Wkurzają mnie takie pały jak nagrywający. Widzi długo przed wjazdem, że gościu zbliża się z boku, droga praktycznie pusta, wolny drugi pas żeby delikatnie odbić i zupełnie bezkolizyjnie wszystko rozwiązać. To nie. Zwalnia tak żeby wymusić hamowanie gościa z boku i pokazać że ma pierwszeństwo. Tak, nagrywający miał pierwszeństwo.

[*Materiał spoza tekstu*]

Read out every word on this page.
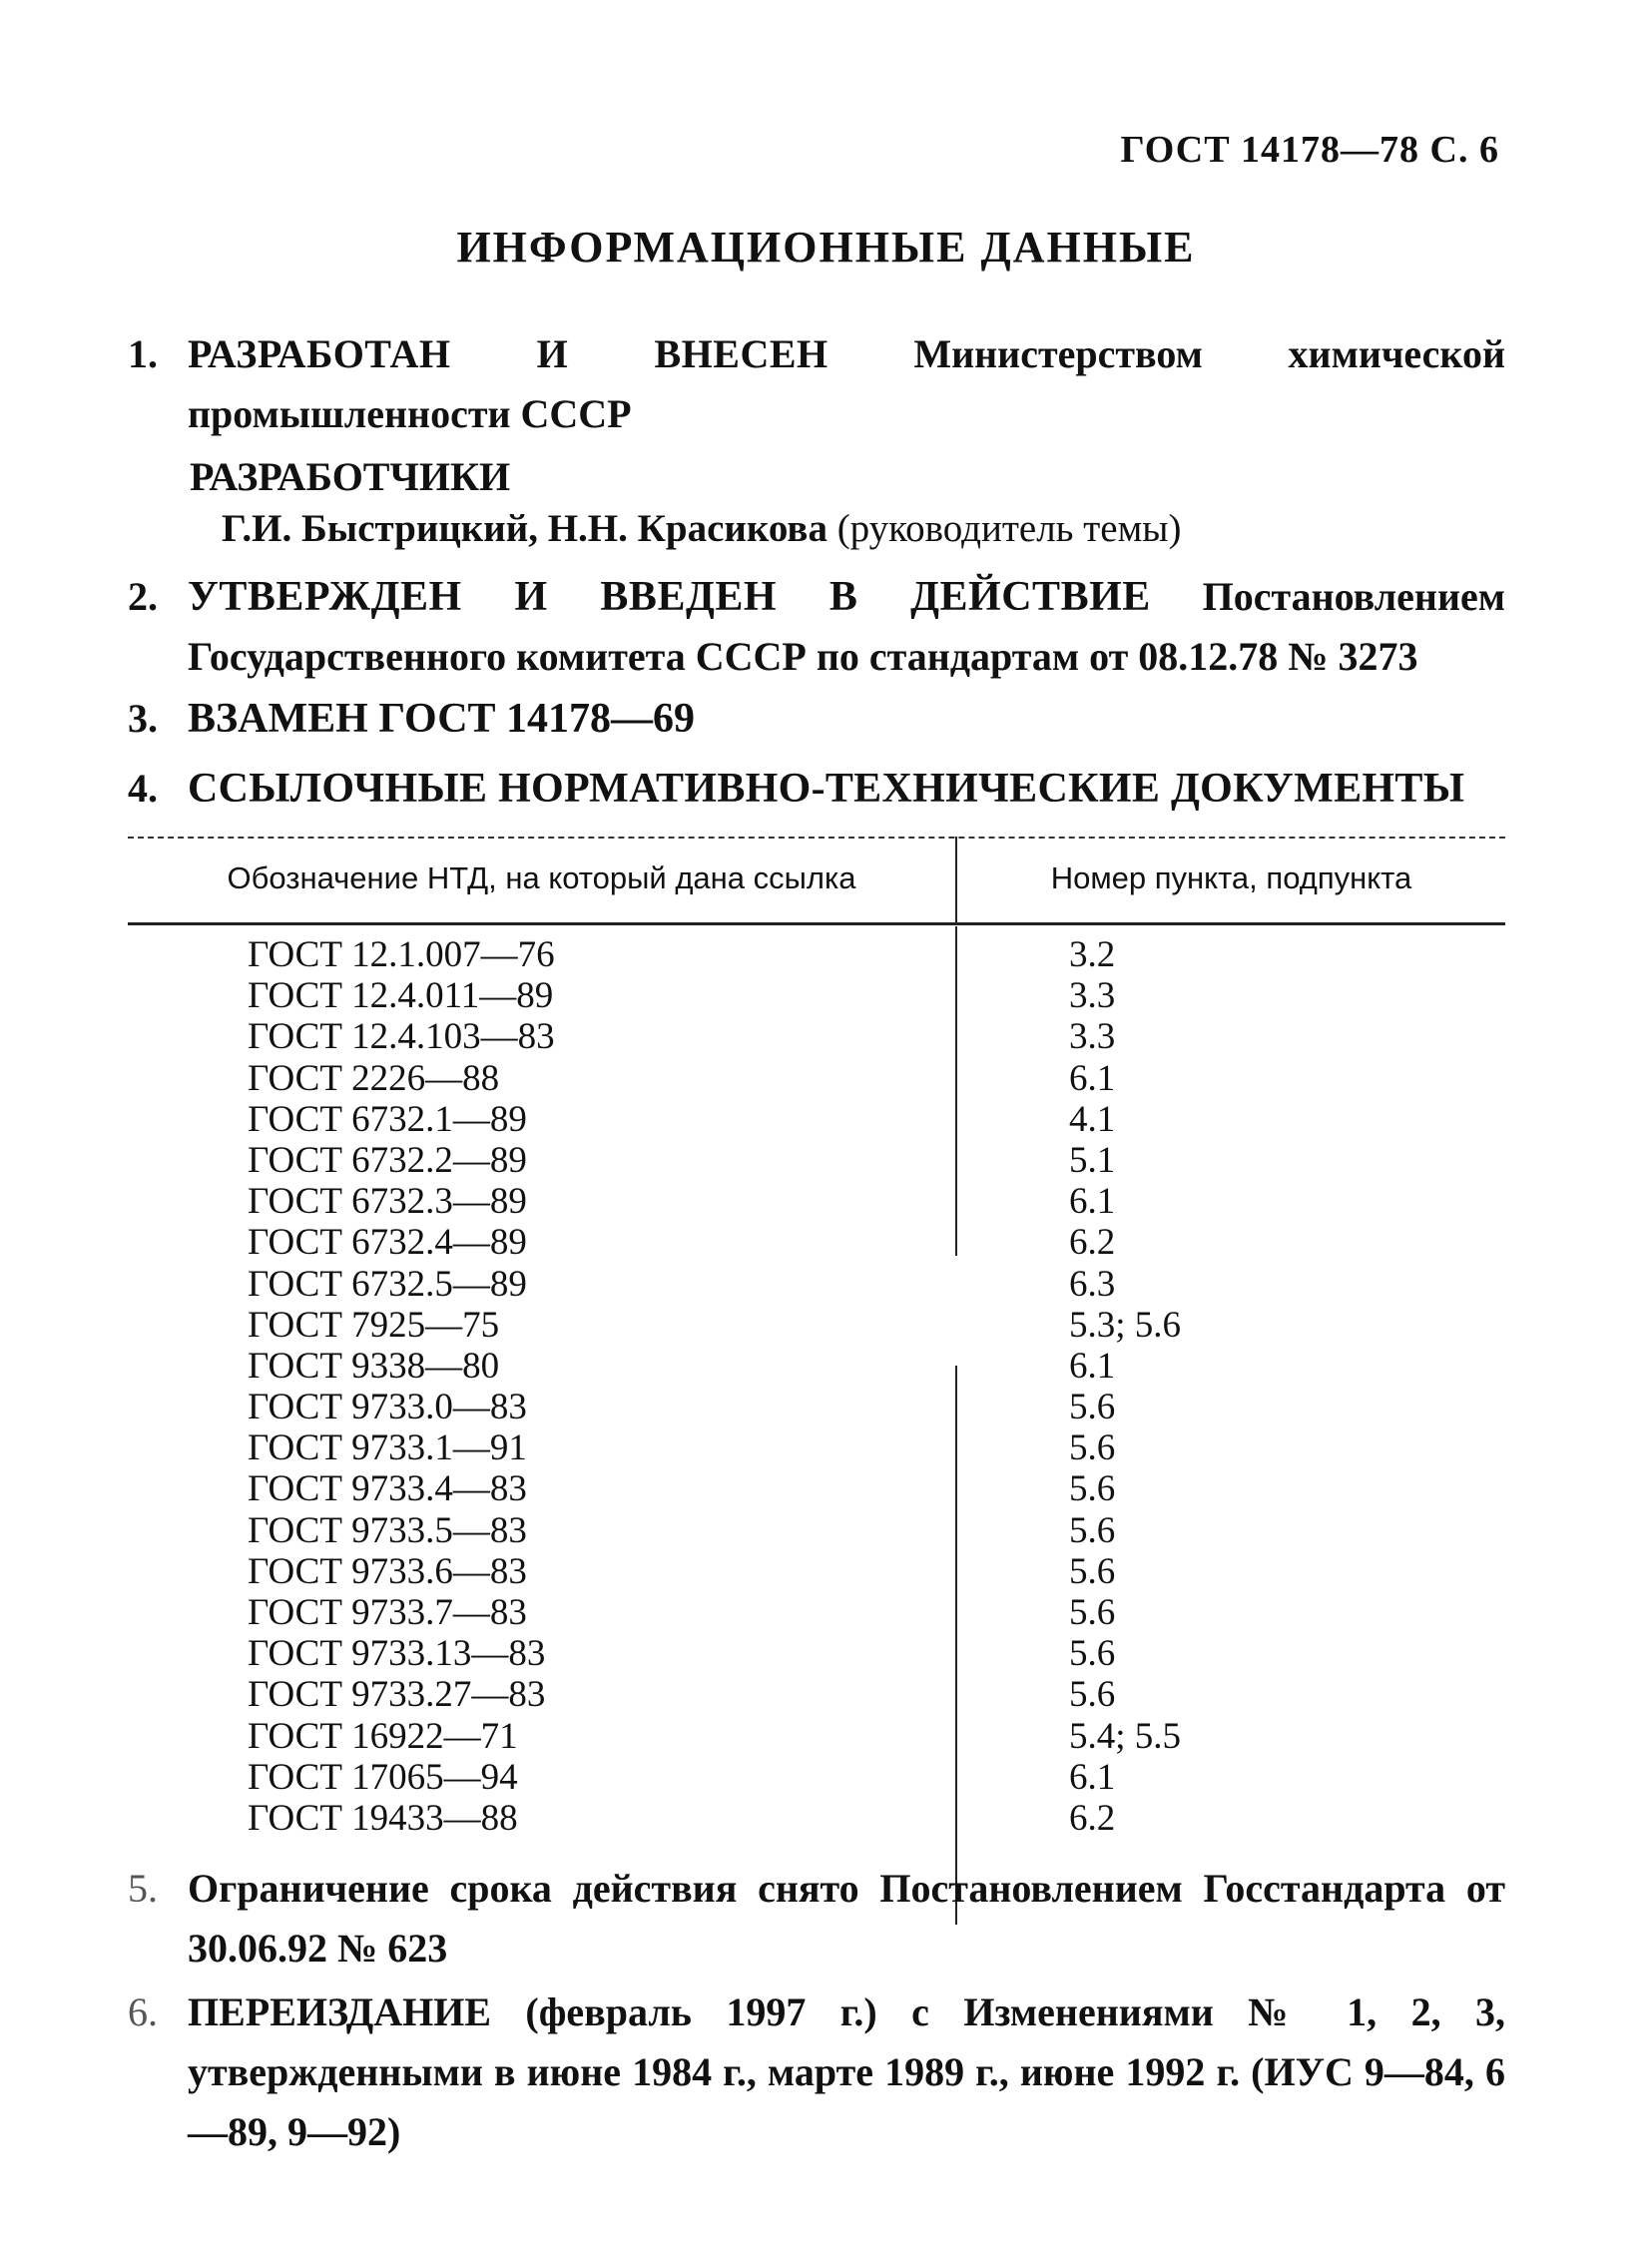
ГОСТ 14178—78 С. 6

ИНФОРМАЦИОННЫЕ ДАННЫЕ
1. РАЗРАБОТАН И ВНЕСЕН Министерством химической промышленности СССР

РАЗРАБОТЧИКИ

Г.И. Быстрицкий, Н.Н. Красикова (руководитель темы)

2. УТВЕРЖДЕН И ВВЕДЕН В ДЕЙСТВИЕ Постановлением Государственного комитета СССР по стандартам от 08.12.78 № 3273
3. ВЗАМЕН ГОСТ 14178—69
4. ССЫЛОЧНЫЕ НОРМАТИВНО-ТЕХНИЧЕСКИЕ ДОКУМЕНТЫ
Обозначение НТД, на который дана ссылка	Номер пункта, подпункта
ГОСТ 12.1.007—76	3.2
ГОСТ 12.4.011—89	3.3
ГОСТ 12.4.103—83	3.3
ГОСТ 2226—88	6.1
ГОСТ 6732.1—89	4.1
ГОСТ 6732.2—89	5.1
ГОСТ 6732.3—89	6.1
ГОСТ 6732.4—89	6.2
ГОСТ 6732.5—89	6.3
ГОСТ 7925—75	5.3; 5.6
ГОСТ 9338—80	6.1
ГОСТ 9733.0—83	5.6
ГОСТ 9733.1—91	5.6
ГОСТ 9733.4—83	5.6
ГОСТ 9733.5—83	5.6
ГОСТ 9733.6—83	5.6
ГОСТ 9733.7—83	5.6
ГОСТ 9733.13—83	5.6
ГОСТ 9733.27—83	5.6
ГОСТ 16922—71	5.4; 5.5
ГОСТ 17065—94	6.1
ГОСТ 19433—88	6.2
5. Ограничение срока действия снято Постановлением Госстандарта от 30.06.92 № 623
6. ПЕРЕИЗДАНИЕ (февраль 1997 г.) с Изменениями № 1, 2, 3, утвержденными в июне 1984 г., марте 1989 г., июне 1992 г. (ИУС 9—84, 6—89, 9—92)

I tak, jest zawistną i zakompleksiona pałą. Będąc na miejscu tego gościa z Yariski pewnie bym wysłał nagrywającemu bogatą wiązankę epitetów o jego przodkach.
jestem "autorem" filmu.
Kilka uwag:
1)Gość z yarisa miał stop - linie zatrzymania kilka metrów wcześniej.
2) Zaraz za przejściem skręcałem w prawo, miałem odbić i potem zmieniać pas na przejściu? Czy może nadrabiać drogę i skręcić na kolejnym skrzyżowaniu?
3) Drugi pas nie był wolny. Czyżbyś miał więcej wiadomości niż ja?
4) Może jak się spotkamy na drodze to będziesz miał okazje pobluzgać na żywo, jeśli wymuszasz pierwszeństwo i oczekujesz specjalnego traktowania, to jest to kwestia czasu.
Czyżbyś miał coś współnego z kierowcą tego Yarisa?
Hamowanie do zerowej prędkości wymusza znak "STOP", a nie kierujący jadący drogą z pierwszeństwem.
Nagrywający nie ma żadnego obowiązku zmiany pasa lub "odbijania" w lewo bo wjeżdża "lord" z podporządkowanej i perfidnie próbuje wymusić pierwszeństwo.